A piano major at Morgan State University, Thurston’s music directors pointed him to conducting, and he switched his efforts during graduate studies at the American Academy of Conducting at Aspen. Summers, he said he “learned by doing.” Via influential teachers and organizations like the American Symphony Orchestra League and the Conductors Guild, Thurston gained admission to workshop and study programs in both Europe and the United States. He remembers his working summers as “a whirlwind. I was swept into the cycle.” By virtue of his connections from Morgan, job offers came from the metropolitan area.
Also a composer and arranger, Thurston’s work extends beyond the WPA Gospel Choirs. Among his current commitments, he is artist-in-residence at Washington National Cathedral, director of music ministries at Foundry United Methodist Church and artistic director for the Heritage Signature Chorale, which he founded. He, too, performed at the 2009 Presidential Inaugural Prayer Service, conducting a musical tribute he composed for the occasion.
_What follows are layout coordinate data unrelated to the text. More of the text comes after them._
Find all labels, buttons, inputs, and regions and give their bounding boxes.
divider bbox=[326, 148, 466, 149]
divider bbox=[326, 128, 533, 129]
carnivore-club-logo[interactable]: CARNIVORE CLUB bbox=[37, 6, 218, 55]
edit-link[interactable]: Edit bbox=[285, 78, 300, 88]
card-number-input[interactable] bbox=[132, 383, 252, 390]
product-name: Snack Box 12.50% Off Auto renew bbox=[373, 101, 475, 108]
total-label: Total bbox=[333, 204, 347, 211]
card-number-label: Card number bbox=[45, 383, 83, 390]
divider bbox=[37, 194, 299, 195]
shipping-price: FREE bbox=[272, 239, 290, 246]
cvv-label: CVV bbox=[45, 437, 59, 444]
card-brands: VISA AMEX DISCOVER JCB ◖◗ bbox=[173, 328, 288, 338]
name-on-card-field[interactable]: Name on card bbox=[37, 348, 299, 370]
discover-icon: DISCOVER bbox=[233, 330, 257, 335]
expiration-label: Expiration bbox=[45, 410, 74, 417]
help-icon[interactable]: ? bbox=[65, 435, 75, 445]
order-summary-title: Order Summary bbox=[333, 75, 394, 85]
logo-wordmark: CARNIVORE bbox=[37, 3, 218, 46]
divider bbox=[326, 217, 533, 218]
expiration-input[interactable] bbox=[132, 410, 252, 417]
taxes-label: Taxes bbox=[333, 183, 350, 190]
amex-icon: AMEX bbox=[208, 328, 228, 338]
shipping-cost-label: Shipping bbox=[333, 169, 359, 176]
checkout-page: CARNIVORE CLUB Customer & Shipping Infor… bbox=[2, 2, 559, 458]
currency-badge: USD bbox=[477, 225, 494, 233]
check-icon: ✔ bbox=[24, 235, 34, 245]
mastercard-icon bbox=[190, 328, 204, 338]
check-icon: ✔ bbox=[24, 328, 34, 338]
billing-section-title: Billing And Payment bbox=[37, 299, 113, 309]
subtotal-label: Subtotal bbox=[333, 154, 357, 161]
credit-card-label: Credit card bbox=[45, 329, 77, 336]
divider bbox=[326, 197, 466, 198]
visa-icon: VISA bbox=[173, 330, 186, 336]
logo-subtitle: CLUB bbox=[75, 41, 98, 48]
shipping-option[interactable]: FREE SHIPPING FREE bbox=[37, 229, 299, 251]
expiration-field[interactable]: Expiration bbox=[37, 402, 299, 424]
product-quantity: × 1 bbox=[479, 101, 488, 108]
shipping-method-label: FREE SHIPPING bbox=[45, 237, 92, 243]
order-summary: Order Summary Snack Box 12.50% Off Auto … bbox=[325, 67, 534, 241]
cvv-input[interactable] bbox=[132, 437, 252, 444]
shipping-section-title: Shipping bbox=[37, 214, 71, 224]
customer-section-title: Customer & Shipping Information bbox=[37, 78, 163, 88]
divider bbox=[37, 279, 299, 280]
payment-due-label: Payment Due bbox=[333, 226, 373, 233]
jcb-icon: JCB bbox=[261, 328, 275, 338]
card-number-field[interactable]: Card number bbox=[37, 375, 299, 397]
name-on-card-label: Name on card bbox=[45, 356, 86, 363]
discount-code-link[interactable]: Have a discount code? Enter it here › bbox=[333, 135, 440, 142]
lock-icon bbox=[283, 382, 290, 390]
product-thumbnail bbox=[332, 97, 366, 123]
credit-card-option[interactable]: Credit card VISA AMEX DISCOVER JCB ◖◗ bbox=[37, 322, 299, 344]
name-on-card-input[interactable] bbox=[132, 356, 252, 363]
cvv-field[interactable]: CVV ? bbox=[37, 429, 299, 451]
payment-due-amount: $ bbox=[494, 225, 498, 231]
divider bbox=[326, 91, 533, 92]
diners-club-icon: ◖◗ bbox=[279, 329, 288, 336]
Thurston believes he and Fowlin first crossed paths at Howard University, meeting later at WPA, where “we balance each other. She has a similar kind of training as a classical pianist,” but while Thurston gravitates to conducting opera, “she is a bit closer to the contemporary world of gospel,” he said.
Multilayered vocal and symphonic conducting is Thurston’s preferred concentration. “I’m doing more opera conducting these days, and that’s where I’m most comfortable,” he said.
About the “Renew” concert, Fowlin promised, “it’s fun, entertaining, interactive. We added media and dance,” noting, “I’m a choreographer at heart, but we engaged a real one to help make it work.” Thurston is similarly excited about the “expansive” production, “its staging, dance, instrumentation, the exciting program,” and Strathmore’s “great acoustics, and a nice warm atmosphere with lots of light wood.”
Washington Performing Arts’ Men, Women & Children of the Gospel Choirs will present “Renew” at 8 p.m. Friday, June 2, at The Music Center at Strathmore, 5301 Tuckerman Lane, North Bethesda. A “Linger Longer!” after-party in the lobby with the artists and a cash bar will follow the concert. For tickets, ranging from $35 to $75, call 202-785-9727 or visit WashingtonPerformingArts.org.